Je vous salue toutes et tous avec ces mots de Dietrich Bonhoeffer. Ils rappellent quelques points forts et lumineux de la vie des Églises alors même que notre Assemblée générale se déroule aujourd’hui de façon si particulière.

Particulière car, une fois de plus, elle est réunie en visioconférence, la pandémie n’étant pas terminée.

Particulière car une guerre fratricide a lieu sur le sol européen à 2000 km de la France fait beaucoup de morts et de blessés, jette sur la route de l’exil plus de 3 millions de personnes, surtout des femmes et des enfants et fait plus de 10 millions de personnes déplacées. La sidération causée par cette guerre est grande. Son traitement médiatique est si intense que, comme cela m’a été rapporté, quelques fidèles de nos Églises pensent que leurs Églises soutiendraient de façon privilégiée les victimes de la guerre en Ukraine à celles des catastrophes climatiques de Madagascar ou d’Haïti. Je rappelle ici que les Églises, à travers le Défap, la Fédération protestante et la Fondation protestante sont dans une dynamique de soutien aux victimes de guerres et de catastrophes naturelles.

Après cette précision je souhaite poursuivre notre réflexion sur l’Église universelle, thème de notre AG. Après le rapport du Défap donné au dernier SN de l’Epudf, après le mot du président dans le rapport d’activités, cette réflexion vient au moment où les discours de repli sur soi, voire de repli identitaires se font entendre dans la société comme dans les Églises et réinterrogent le sens de l’universel.

Quelques considérations théologiques et spirituelles

D’après Wikipedia, le symbole, en grec, est ce morceau de terre cuite cassée en deux permettant à des familles vivant dans des endroits différents de se reconnaître comme étant de la même famille. Sur le plan ecclésial, les Églises ont appelé Symbole des confessions de foi pour dire qu’elles se reconnaissent de la même Église du Christ. Précisément, avec le Symbole des Apôtres les fidèles confessent : « je crois la sainte Église universelle… ». On peut être étonné que très tôt les Églises aient confessé une telle universalité. D’où vient-elle ?
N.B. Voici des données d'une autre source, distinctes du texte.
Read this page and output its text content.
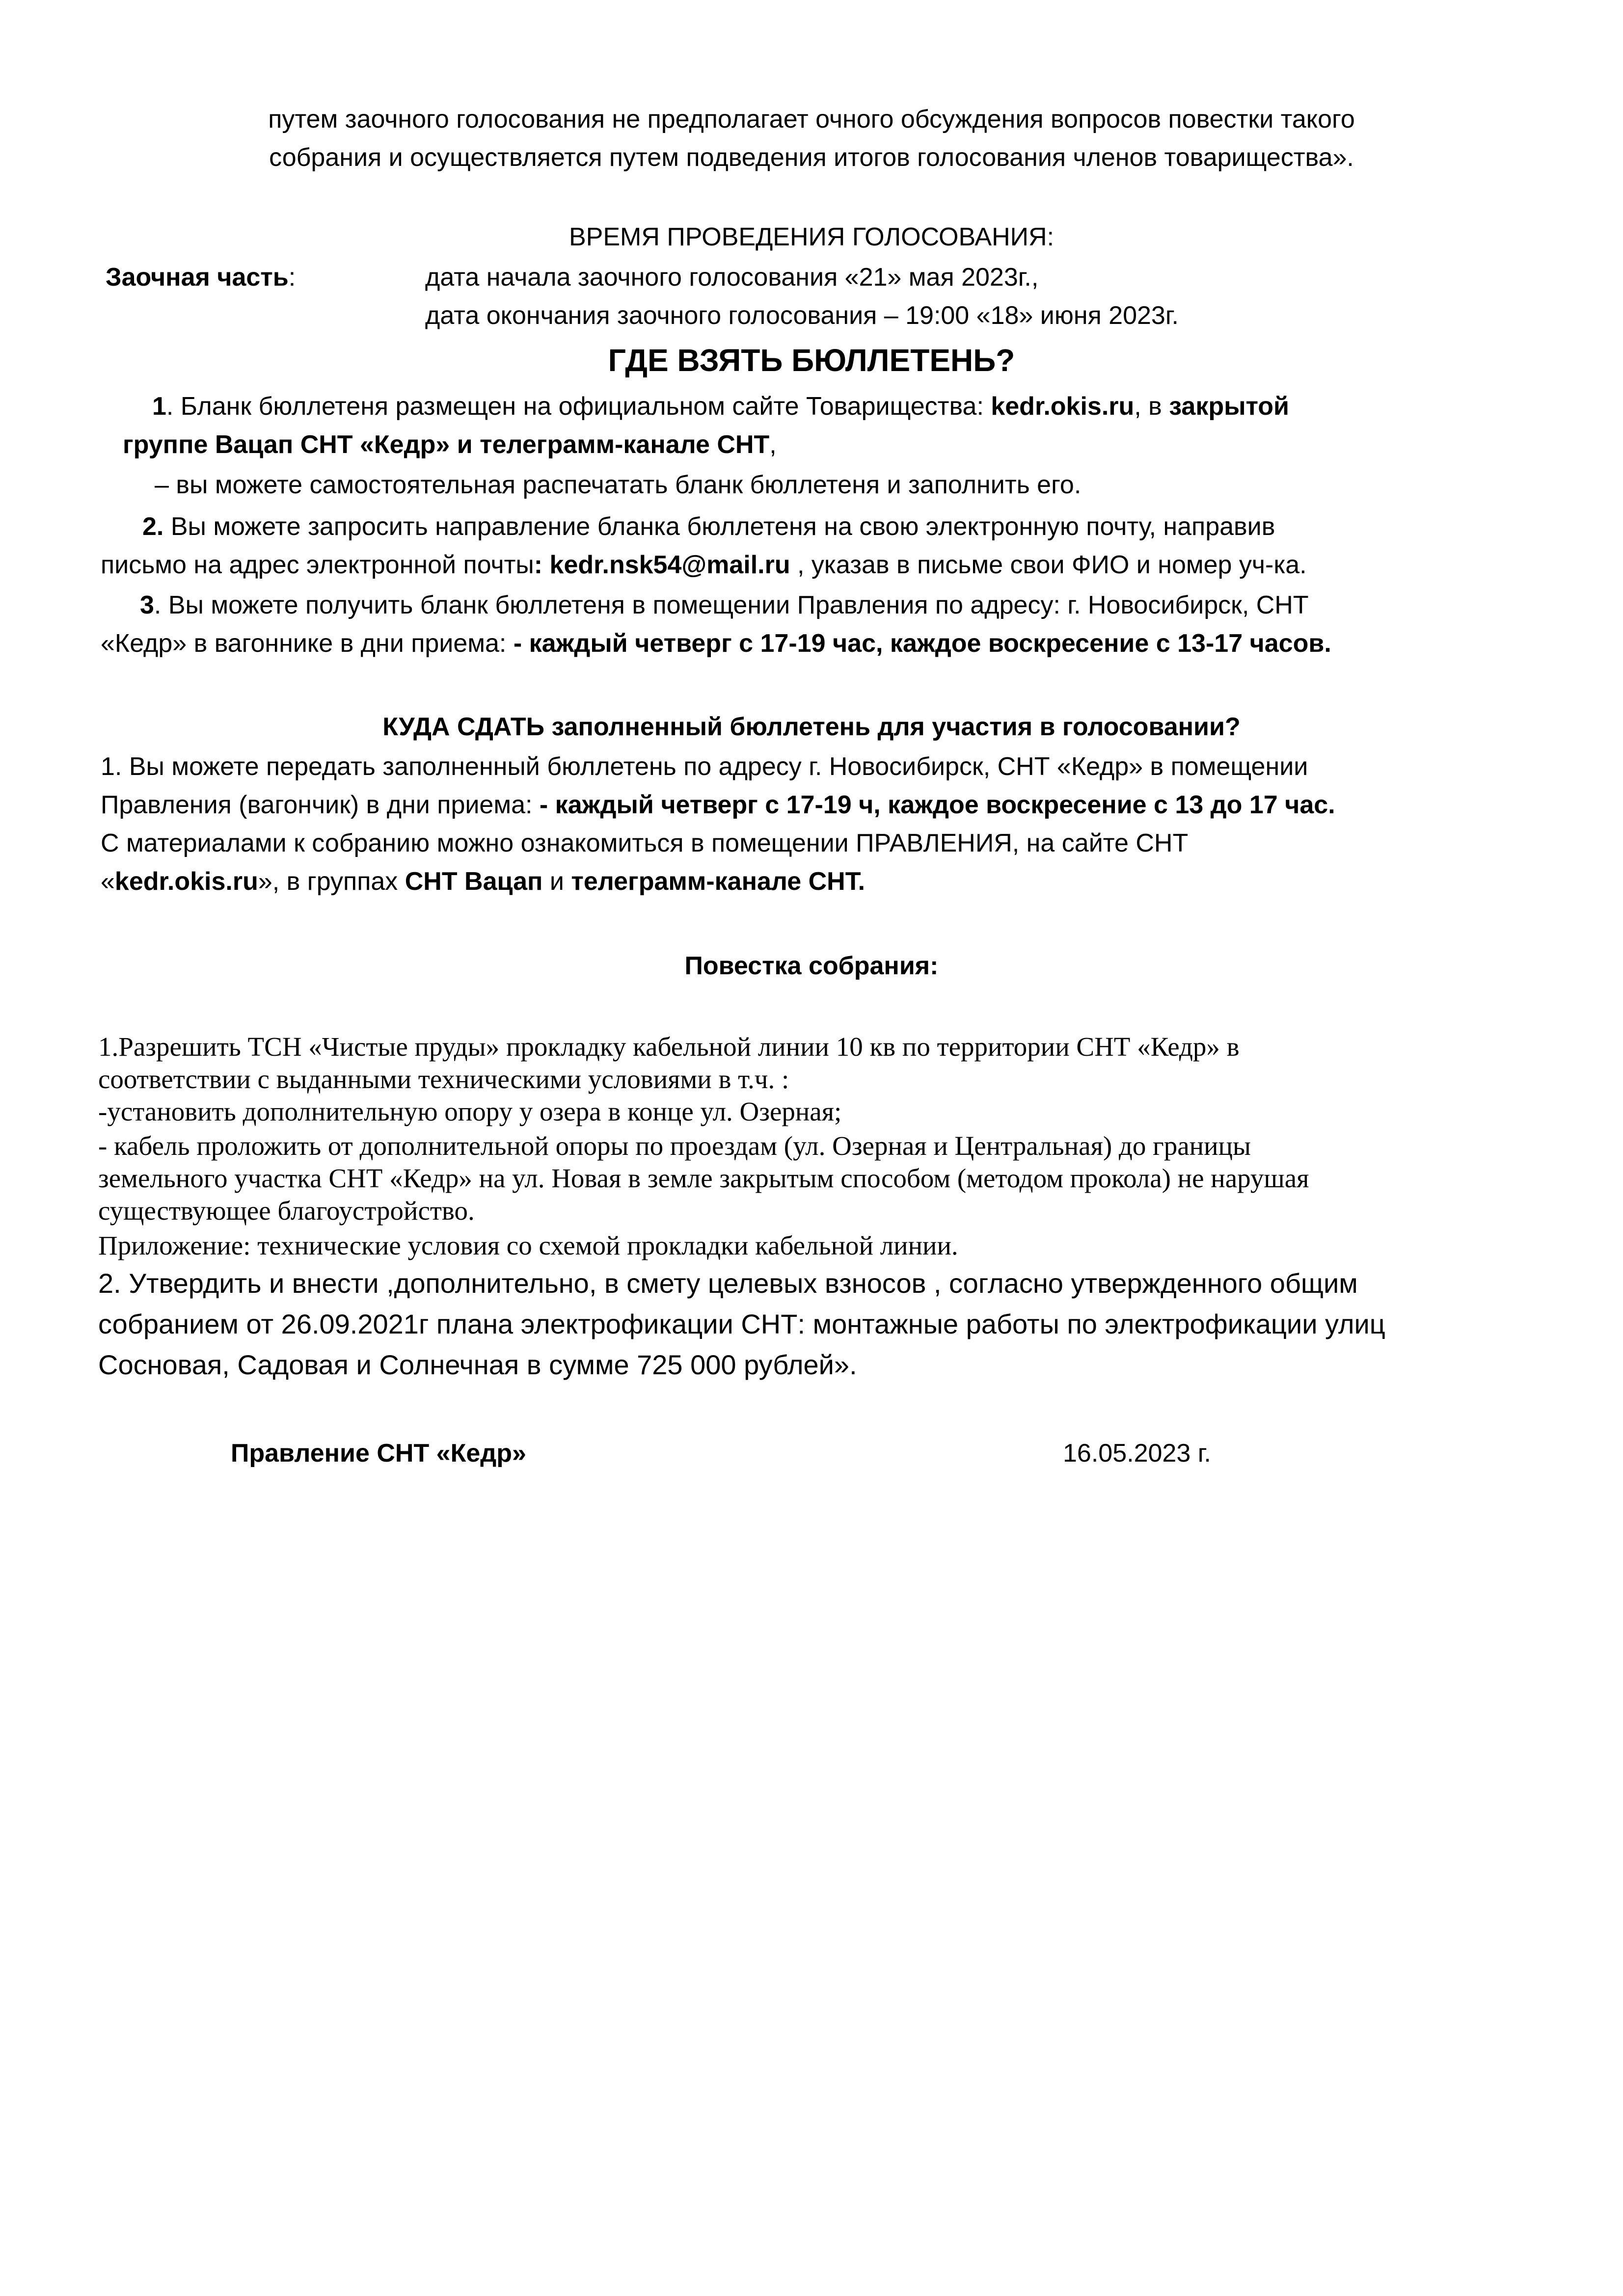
путем заочного голосования не предполагает очного обсуждения вопросов повестки такого
собрания и осуществляется путем подведения итогов голосования членов товарищества».
ВРЕМЯ ПРОВЕДЕНИЯ ГОЛОСОВАНИЯ:
Заочная часть:	дата начала заочного голосования «21» мая 2023г.,
дата окончания заочного голосования – 19:00 «18» июня 2023г.
ГДЕ ВЗЯТЬ БЮЛЛЕТЕНЬ?
1. Бланк бюллетеня размещен на официальном сайте Товарищества: kedr.okis.ru, в закрытой
группе Вацап СНТ «Кедр» и телеграмм-канале СНТ,
– вы можете самостоятельная распечатать бланк бюллетеня и заполнить его.
2. Вы можете запросить направление бланка бюллетеня на свою электронную почту, направив
письмо на адрес электронной почты: kedr.nsk54@mail.ru , указав в письме свои ФИО и номер уч-ка.
3. Вы можете получить бланк бюллетеня в помещении Правления по адресу: г. Новосибирск, СНТ
«Кедр» в вагоннике в дни приема: - каждый четверг с 17-19 час, каждое воскресение с 13-17 часов.
КУДА СДАТЬ заполненный бюллетень для участия в голосовании?
1. Вы можете передать заполненный бюллетень по адресу г. Новосибирск, СНТ «Кедр» в помещении
Правления (вагончик) в дни приема: - каждый четверг с 17-19 ч, каждое воскресение с 13 до 17 час.
С материалами к собранию можно ознакомиться в помещении ПРАВЛЕНИЯ, на сайте СНТ
«kedr.okis.ru», в группах СНТ Вацап и телеграмм-канале СНТ.
Повестка собрания:
1.Разрешить ТСН «Чистые пруды» прокладку кабельной линии 10 кв по территории СНТ «Кедр» в
соответствии с выданными техническими условиями в т.ч. :
-установить дополнительную опору у озера в конце ул. Озерная;
- кабель проложить от дополнительной опоры по проездам (ул. Озерная и Центральная) до границы
земельного участка СНТ «Кедр» на ул. Новая в земле закрытым способом (методом прокола) не нарушая
существующее благоустройство.
Приложение: технические условия со схемой прокладки кабельной линии.
2. Утвердить и внести ,дополнительно, в смету целевых взносов , согласно утвержденного общим
собранием от 26.09.2021г плана электрофикации СНТ: монтажные работы по электрофикации улиц
Сосновая, Садовая и Солнечная в сумме 725 000 рублей».
Правление СНТ «Кедр»	16.05.2023 г.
Cette notion d’universalité, de catholicité de l’Église vient, entre autres, me semble-t-il, de cette promesse de Dieu faite à Abraham en Genèse 12/3 qui traverse toute la Bible et le ministère de Jésus « … en toi seront bénies toutes les familles de la terre ». Cette dynamique d’universalité n’est pas à comprendre comme la mondialisation néo-libérale échevelée qui ignore les cultures, les peuples et finalement les frontières. Cette dynamique reconnaît l’existence de frontières de toute sorte et cherche à dépasser le risque d’enfermement que ces frontières peuvent générer. De fait, l’universalité de l’Église est consubstantielle à son être même. On pourrait dire que c’est un autre mot pour exprimer que l’Église est mission et qui traduit le fait que l’amour de Dieu ne connaît pas de limites ni dans le temps ni dans l’espace.


Vue de l’Assemblée Générale du Défap en visioconférence – Capture écran

Si telle est notre conviction, il apparaît alors que c’est fondamentalement le même mouvement, celui de l’Esprit, qui est à l’œuvre quand les Églises annoncent l’évangile en paroles et en actes du bout du banc au bout du monde. Les réflexions sur la mission font apparaître que le processus d’acculturation et d’inculturation de l’évangile concerne aussi bien les relations avec des peuples que les liens avec les individus, avec des personnes rattachées à des classes sociales ou culturelles particulières. Cela a abouti à concevoir la mission, notamment pour les Églises de la Cevaa, comme un mouvement allant de partout vers partout à vivre dans le partage et la réciprocité.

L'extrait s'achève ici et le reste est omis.